In the summer of 2018, he contacted a colleague from the university, Alex García, who worked in robotics, and managed to convince him, during a conveniently arranged dinner, to embark on the creation of a company with Professor Font. Both were 26 years old. In October of that year, Able Human Motion was born. Located in the Barcelona Activa technology park, in Nou Barris, the workforce now consists of 21 people. In more than five years they have not sold a single screw, but they have obtained 4.4 million euros of public funding (mostly from the EU) and 1.5 million private investors to persevere in the development of the his creature
They have manufactured seven prototypes, each one better than the previous one, and 200 patients have been testing them, with the collaboration of the Guttmann Institute, the Heidelberg University Hospital (Germany) or Asepeyo de Sant Cugat. Finally, it has been shown that the product brings benefits to rehabilitation. Last week the revolutionary Able Exoskeleton received CE marking under the new and extremely demanding Medical Device Regulation (MDR), the requirement to be able to start marketing the device, indicated for spinal cord injuries level 5 and below.

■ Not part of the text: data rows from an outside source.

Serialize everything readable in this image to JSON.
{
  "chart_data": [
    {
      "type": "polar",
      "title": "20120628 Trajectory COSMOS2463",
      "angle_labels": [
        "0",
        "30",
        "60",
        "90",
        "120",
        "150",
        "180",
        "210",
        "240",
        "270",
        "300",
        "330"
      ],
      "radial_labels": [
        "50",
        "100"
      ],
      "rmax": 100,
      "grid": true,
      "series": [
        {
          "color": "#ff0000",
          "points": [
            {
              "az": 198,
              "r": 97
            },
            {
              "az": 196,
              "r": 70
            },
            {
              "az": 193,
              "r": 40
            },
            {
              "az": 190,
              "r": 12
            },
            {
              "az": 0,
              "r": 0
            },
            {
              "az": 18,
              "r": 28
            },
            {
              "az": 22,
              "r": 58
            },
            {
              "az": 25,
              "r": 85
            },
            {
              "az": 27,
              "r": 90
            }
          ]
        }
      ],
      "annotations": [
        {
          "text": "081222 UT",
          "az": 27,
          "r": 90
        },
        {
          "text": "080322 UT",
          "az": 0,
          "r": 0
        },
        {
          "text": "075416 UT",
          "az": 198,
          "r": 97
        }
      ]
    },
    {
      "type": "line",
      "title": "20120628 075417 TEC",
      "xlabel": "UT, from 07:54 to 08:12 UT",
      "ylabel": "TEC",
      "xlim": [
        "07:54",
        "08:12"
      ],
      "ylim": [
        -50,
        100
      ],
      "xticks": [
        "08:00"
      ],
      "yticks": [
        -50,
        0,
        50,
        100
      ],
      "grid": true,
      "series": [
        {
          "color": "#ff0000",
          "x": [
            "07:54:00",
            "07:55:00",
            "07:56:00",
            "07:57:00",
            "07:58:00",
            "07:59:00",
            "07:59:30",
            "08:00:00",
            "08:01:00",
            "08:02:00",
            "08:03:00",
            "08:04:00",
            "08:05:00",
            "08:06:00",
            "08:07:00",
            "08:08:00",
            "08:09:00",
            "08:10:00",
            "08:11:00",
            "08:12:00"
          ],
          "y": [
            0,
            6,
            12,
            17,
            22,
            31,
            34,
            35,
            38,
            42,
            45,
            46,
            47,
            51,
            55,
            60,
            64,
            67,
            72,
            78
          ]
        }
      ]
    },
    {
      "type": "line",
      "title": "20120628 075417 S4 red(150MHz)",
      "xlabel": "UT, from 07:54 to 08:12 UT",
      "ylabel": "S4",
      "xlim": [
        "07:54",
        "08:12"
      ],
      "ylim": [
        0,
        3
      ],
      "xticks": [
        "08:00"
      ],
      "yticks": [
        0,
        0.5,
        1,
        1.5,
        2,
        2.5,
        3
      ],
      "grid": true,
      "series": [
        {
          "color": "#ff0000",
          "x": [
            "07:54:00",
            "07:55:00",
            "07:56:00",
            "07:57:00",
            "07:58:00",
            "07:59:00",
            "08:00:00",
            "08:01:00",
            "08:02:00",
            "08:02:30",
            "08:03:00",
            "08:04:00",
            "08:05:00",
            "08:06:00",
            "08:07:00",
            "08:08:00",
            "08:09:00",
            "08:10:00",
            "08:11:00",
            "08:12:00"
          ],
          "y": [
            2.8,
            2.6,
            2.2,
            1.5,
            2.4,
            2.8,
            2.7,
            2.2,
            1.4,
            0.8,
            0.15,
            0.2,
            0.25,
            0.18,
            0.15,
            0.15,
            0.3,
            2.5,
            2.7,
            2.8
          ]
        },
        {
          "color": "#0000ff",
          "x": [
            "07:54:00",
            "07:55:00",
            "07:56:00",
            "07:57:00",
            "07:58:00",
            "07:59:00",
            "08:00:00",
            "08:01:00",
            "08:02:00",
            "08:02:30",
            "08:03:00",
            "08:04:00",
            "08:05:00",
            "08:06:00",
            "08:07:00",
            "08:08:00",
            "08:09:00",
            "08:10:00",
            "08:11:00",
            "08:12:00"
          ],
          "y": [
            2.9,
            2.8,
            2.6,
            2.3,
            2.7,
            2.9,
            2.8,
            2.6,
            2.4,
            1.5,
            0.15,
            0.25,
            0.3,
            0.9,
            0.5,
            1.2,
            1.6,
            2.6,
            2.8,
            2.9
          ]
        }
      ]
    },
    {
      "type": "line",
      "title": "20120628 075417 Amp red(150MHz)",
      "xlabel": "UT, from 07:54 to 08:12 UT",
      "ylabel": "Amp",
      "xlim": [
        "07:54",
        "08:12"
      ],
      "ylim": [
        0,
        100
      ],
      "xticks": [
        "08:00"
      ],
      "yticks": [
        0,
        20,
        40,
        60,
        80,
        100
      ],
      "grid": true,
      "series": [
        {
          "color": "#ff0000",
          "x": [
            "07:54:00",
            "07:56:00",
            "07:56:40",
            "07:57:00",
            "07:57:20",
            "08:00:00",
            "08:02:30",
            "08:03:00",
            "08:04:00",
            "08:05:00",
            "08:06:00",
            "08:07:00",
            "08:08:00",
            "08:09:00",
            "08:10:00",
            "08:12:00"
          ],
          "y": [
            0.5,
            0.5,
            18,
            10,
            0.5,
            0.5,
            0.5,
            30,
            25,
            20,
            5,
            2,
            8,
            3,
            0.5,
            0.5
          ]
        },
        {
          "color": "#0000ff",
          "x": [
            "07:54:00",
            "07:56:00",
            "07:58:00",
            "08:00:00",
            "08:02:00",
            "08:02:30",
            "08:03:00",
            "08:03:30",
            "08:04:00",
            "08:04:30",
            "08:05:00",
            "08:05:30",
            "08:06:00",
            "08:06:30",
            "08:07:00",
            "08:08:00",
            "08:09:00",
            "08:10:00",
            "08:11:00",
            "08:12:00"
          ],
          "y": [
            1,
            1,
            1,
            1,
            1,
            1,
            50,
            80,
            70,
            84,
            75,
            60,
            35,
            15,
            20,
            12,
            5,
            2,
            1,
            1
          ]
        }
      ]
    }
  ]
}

“It is the lightest exoskeleton for rehabilitation – it weighs 17 kilos compared to the competition’s 30 -, the patient can put it on or take it off autonomously by adjusting it to their physical constitution in less than 7 minutes – others ask 20 minutes – and the price drops from the normal 150,000 euros to 80,000”, describes Carnicero. “The price reduction is very important. If we go to the rehabilitation section of reference public hospitals such as Vall d’Hebron we will see that they use rudimentary elements like 50 years ago, such as parallel bars. They have orthopedic tools, but they don’t integrate robotics, and one of the reasons is the price.”
Six patents protect the Exoskeleton’s innovations in terms of lightness and ease of use, the most important of which is a very compact transparent electric actuator that allows to dispense with (expensive and faulty) sensors for coordinating the movements of the machine and the person. This product is for rehabilitation only: “With many repetitions with the robot the recovery is faster. Also in the case of the chronic patient, it is beneficial in terms of health to be able to stand up and walk a couple of times a week”.
The company will deliver the first five units in June in Madrid (3), A Coruña and Holland, and five more at the end of the year. At the same time, he is conducting a clinical study with multiple sclerosis patients and has begun work on an exoskeleton for private use that could see the light of day in 2026. “Much lighter – 14 kilos – and much cheaper than current models, which drops from 100,000 to 30,000 euros”, Carnicero says. Next year, a clinical trial will begin in Holland, with ten patients at home. “It wouldn’t be a substitute for being in a wheelchair all day, but it would allow for a couple of hours of physical exercise a day. “The first thing they tell you is that they like to see asses. They will be able to look people in the eye again, and that is very healthy, physically and psychologically.”